Music isn’t (just) a language
A phrase to beware of: ‘Music is a universal language’. It usually gets trotted out by someone at a particularly inspirational moment when it appears as if the whole world is dancing to the same tune – usually a Western rock classic. One rather dubious variant on the theme implies that everyone, anywhere, will instinctively appreciate music based on the European tonal harmonies of melody, chords, bass. The ‘universal language’ theory, however, can be sorely tested when the same person is faced with a particularly complex qawwali improvisation, a neatly turned tee-hi or an enigmatic kouta. Place our universalist in a full blast thrash metal gig and the theory rapidly disintegrates altogether.
Music operates largely at socio-cultural levels. It enhances both the inclusion and exclusion aspects of tribal behaviour, and even if certain iconic elements can be found in almost every musical culture, their existence is largely obscured by the socio-cultural associations surrounding the music in question. Punk rock is musically pretty basic and not difficult to analyse in purely technical terms, but its nihilistic anti-social message ensures that it would never be included in the pantheon of big ‘universal language’ tunes.
The intricacies of how music can operate simultaneously on several different levels – symbolic, iconic, rhetorical, Pavlovian – tend to be lost on the average advertising or marketing specialist. With the consequence that their musical choices, when it comes to putting it to use as a marketing tool, can be largely hit or miss. The fact is that creatives rarely have the knowledge or awareness to tap into the psychodynamics of sound in the same way that they instinctively take into account established research on visual and textual semiotics.
But it’s also true that, although research into how music affects us is multiplying monthly, there have been few attempts so far to pull together the various disparate strands in a way that might benefit a hard pressed ad agency. Philip Ball is a science writer whose latest book, The Music Instinct (Bodley Head), is as clear an explanation you will currently find, managing to derive truly universal conclusions from a global study of music in all cultures. It thus avoids the Euro-centric bias often found in other attempts to explain music’s workings. But, like every writer about music that ever existed, he soon becomes entangled in the difficulties of describing what we hear, unable to proceed without recourse to conventional musical technical language.

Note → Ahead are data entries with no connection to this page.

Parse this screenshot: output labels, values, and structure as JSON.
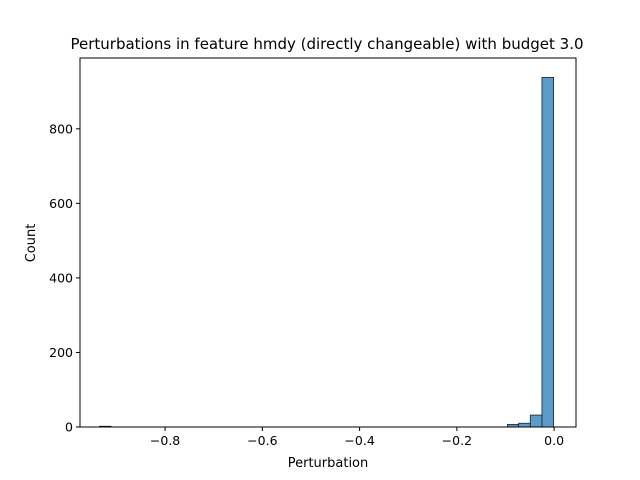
{
  "chart_data": {
    "type": "bar",
    "title": "Perturbations in feature hmdy (directly changeable) with budget 3.0",
    "xlabel": "Perturbation",
    "ylabel": "Count",
    "xlim": [
      -0.975,
      0.045
    ],
    "ylim": [
      0,
      990
    ],
    "xticks": [
      -0.8,
      -0.6,
      -0.4,
      -0.2,
      0.0
    ],
    "xtick_labels": [
      "−0.8",
      "−0.6",
      "−0.4",
      "−0.2",
      "0.0"
    ],
    "yticks": [
      0,
      200,
      400,
      600,
      800
    ],
    "ytick_labels": [
      "0",
      "200",
      "400",
      "600",
      "800"
    ],
    "bar_color": "#5a9bcc",
    "bins": [
      {
        "x0": -0.935,
        "x1": -0.911,
        "count": 2
      },
      {
        "x0": -0.096,
        "x1": -0.073,
        "count": 7
      },
      {
        "x0": -0.073,
        "x1": -0.049,
        "count": 10
      },
      {
        "x0": -0.049,
        "x1": -0.025,
        "count": 32
      },
      {
        "x0": -0.025,
        "x1": -0.001,
        "count": 938
      }
    ],
    "grid": false,
    "legend": "none"
  }
}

And of course he stops short of considering music merely as a marketing tool.
So – in anticipation of Sound Strategies’ own Guide to Making Music Work for You – here is a snippet to whet the appetite: effective music works by establishing a delicate balance between the expected and the unexpected. It teases you into paying attention, simultaneously feeding the need for confirmation and the appetite for novelty. It’s a form of rational addiction.